Mystery of strange metals
Mystery of strange metals

Mystery of strange metals: physicists manage to get closer to truth

Mystery of strange metals

The physicists declared that they managed to get to unraveling the mystery of strange metals as close as possible. They have an amazing ability to bond with high-temperature conductors and black holes. Even by all the standards of quantum physics, strange metals are puzzling to the scientists. They have amazing connections. In these materials, electrons have the ability to dissipate energy very quickly, as the laws of quantum mechanics correspond to.

And the electrical resistivity of strange metals is proportional to temperature. To understand what exactly strange metals are, the scientists must solve one of the most significant problems in condensed matter physics.

A team of specialists from the Flatiron Institute in New York and Cornell University were able to create the first theoretical model of strange metals in the history of quantum physics. Thanks to this, they found out that strange metals are a special, previously unknown, state of matter. Olivier Parcolle, a senior fellow at the Center for Computational Quantum Physics at the Flatiron Institute, says the name speaks for itself. Strange metals open up new directions for the theory of physics.

Quantum mechanics perceives electrical resistance as a side effect of the collision of electrons with various objects. By penetrating through the metal, electrons separate other electrons from impurities in the metal. The longer the time between collisions, the lower the electrical resistance.

In cases where typical metals are involved, electrical resistance increases with the temperature. But in some cases, when a high-temperature conductor reaches high temperatures, where it loses its superconductivity, the equation in which the interaction occurs is simplified.
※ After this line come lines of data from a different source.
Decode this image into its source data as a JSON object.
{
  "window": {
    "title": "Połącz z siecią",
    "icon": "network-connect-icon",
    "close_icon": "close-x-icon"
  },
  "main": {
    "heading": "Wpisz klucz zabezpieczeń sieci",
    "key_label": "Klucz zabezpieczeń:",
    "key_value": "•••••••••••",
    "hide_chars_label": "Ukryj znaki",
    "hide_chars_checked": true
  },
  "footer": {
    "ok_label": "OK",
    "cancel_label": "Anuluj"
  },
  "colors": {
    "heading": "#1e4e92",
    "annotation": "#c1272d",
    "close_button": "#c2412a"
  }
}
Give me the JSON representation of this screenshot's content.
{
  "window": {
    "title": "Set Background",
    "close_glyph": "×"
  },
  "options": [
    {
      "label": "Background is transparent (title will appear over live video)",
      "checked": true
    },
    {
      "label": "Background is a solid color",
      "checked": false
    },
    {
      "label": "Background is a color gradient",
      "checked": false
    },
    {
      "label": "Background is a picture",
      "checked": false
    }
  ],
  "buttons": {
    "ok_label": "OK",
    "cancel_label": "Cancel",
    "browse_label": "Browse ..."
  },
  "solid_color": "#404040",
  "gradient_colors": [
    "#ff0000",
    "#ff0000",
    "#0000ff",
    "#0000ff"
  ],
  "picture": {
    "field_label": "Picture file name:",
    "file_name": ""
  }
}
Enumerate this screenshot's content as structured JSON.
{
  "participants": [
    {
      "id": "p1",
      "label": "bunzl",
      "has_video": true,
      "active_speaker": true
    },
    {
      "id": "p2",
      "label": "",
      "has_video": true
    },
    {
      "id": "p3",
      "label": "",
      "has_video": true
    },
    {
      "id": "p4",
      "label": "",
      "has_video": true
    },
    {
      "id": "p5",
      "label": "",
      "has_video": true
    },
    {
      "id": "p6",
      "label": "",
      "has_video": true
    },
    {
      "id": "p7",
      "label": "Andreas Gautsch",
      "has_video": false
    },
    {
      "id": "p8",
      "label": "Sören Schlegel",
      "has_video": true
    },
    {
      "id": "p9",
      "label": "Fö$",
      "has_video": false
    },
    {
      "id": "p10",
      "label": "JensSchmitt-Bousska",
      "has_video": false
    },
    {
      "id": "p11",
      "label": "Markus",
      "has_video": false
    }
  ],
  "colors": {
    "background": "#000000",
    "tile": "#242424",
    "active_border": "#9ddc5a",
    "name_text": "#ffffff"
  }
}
In strange metals, conductivity is related to the temperature and two constants: Planck's constant and Boltzmann's constant. Therefore, the scientists refer to strange metals as Planck metals. Their models have been around for a long time, but their exact solution was not considered as available. Quantum entanglements between electrons have made it difficult for physicists, and the sheer number of particles in strange metals is shocking during calculations.

The new solution method lies in computations with several atoms and a certain quantum algorithm. As a result, the created theoretical model shows the existence of strange metals as a new state of matter.